版本:Spark 1.5.2 built for Hadoop 2.4.0
今天spark的history server自己挂掉了,查看日志:
16/05/13 14:12:30 WARN DFSClient: Failed to connect to /192.168.2.77:50010 for block, add to deadNodes and continue. java.nio.channels.ClosedByInterruptException
java.nio.channels.ClosedByInterruptException16/05/13 14:12:30 WARN BlockReaderFactory: I/O error constructing remote block reader.
java.nio.channels.ClosedByInterruptException
16/05/13 14:12:30 WARN DFSClient: Failed to connect to /192.168.2.45:50010 for block, add to deadNodes and continue. java.nio.channels.ClosedByInterruptException
java.nio.channels.ClosedByInterruptException
at java.nio.channels.spi.AbstractInterruptibleChannel.end(AbstractInterruptibleChannel.java:202)

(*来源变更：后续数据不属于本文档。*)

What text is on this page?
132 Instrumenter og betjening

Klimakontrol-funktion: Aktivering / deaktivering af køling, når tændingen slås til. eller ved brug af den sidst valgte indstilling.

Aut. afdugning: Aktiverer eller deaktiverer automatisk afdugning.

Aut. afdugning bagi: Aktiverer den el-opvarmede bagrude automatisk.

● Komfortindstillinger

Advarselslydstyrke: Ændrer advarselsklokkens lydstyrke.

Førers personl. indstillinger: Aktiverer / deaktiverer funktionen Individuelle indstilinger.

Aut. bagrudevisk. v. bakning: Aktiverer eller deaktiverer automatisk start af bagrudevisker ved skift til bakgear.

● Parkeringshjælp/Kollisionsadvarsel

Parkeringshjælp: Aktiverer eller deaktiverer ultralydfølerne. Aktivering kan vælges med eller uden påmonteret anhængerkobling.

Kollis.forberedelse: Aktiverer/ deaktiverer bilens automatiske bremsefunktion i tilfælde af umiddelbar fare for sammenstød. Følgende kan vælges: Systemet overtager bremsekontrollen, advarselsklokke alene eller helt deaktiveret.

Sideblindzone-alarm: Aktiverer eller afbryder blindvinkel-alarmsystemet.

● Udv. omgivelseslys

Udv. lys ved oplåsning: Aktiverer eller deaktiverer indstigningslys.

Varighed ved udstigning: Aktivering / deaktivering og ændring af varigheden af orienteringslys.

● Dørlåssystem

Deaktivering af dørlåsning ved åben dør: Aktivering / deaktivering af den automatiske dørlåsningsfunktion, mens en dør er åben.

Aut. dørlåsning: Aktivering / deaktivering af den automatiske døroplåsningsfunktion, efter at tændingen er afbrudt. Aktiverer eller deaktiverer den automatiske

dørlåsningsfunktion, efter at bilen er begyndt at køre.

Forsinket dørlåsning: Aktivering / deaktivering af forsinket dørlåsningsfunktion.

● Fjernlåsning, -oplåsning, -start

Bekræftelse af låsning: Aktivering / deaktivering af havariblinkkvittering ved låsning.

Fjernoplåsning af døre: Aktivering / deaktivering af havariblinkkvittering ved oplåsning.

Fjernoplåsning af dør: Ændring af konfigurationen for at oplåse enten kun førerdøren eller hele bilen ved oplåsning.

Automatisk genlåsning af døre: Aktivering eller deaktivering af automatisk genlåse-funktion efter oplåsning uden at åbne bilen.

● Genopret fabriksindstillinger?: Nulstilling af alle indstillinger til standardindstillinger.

16/05/13 14:12:30 INFO DFSClient: Could not obtain BP-334845286-192.168.2.4-1418890858930:blk_1166565322_93633541 from any node: java.io.IOException: No live nodes contain current block No live nodes contain current block Block locations: 192.168.2.70:50010 192.168.2.77:50010 192.168.2.45:50010 Dead nodes: 192.168.2.45:50010 192.168.2.70:50010 192.168.2.77:50010. Will get new block locations from namenode and retry...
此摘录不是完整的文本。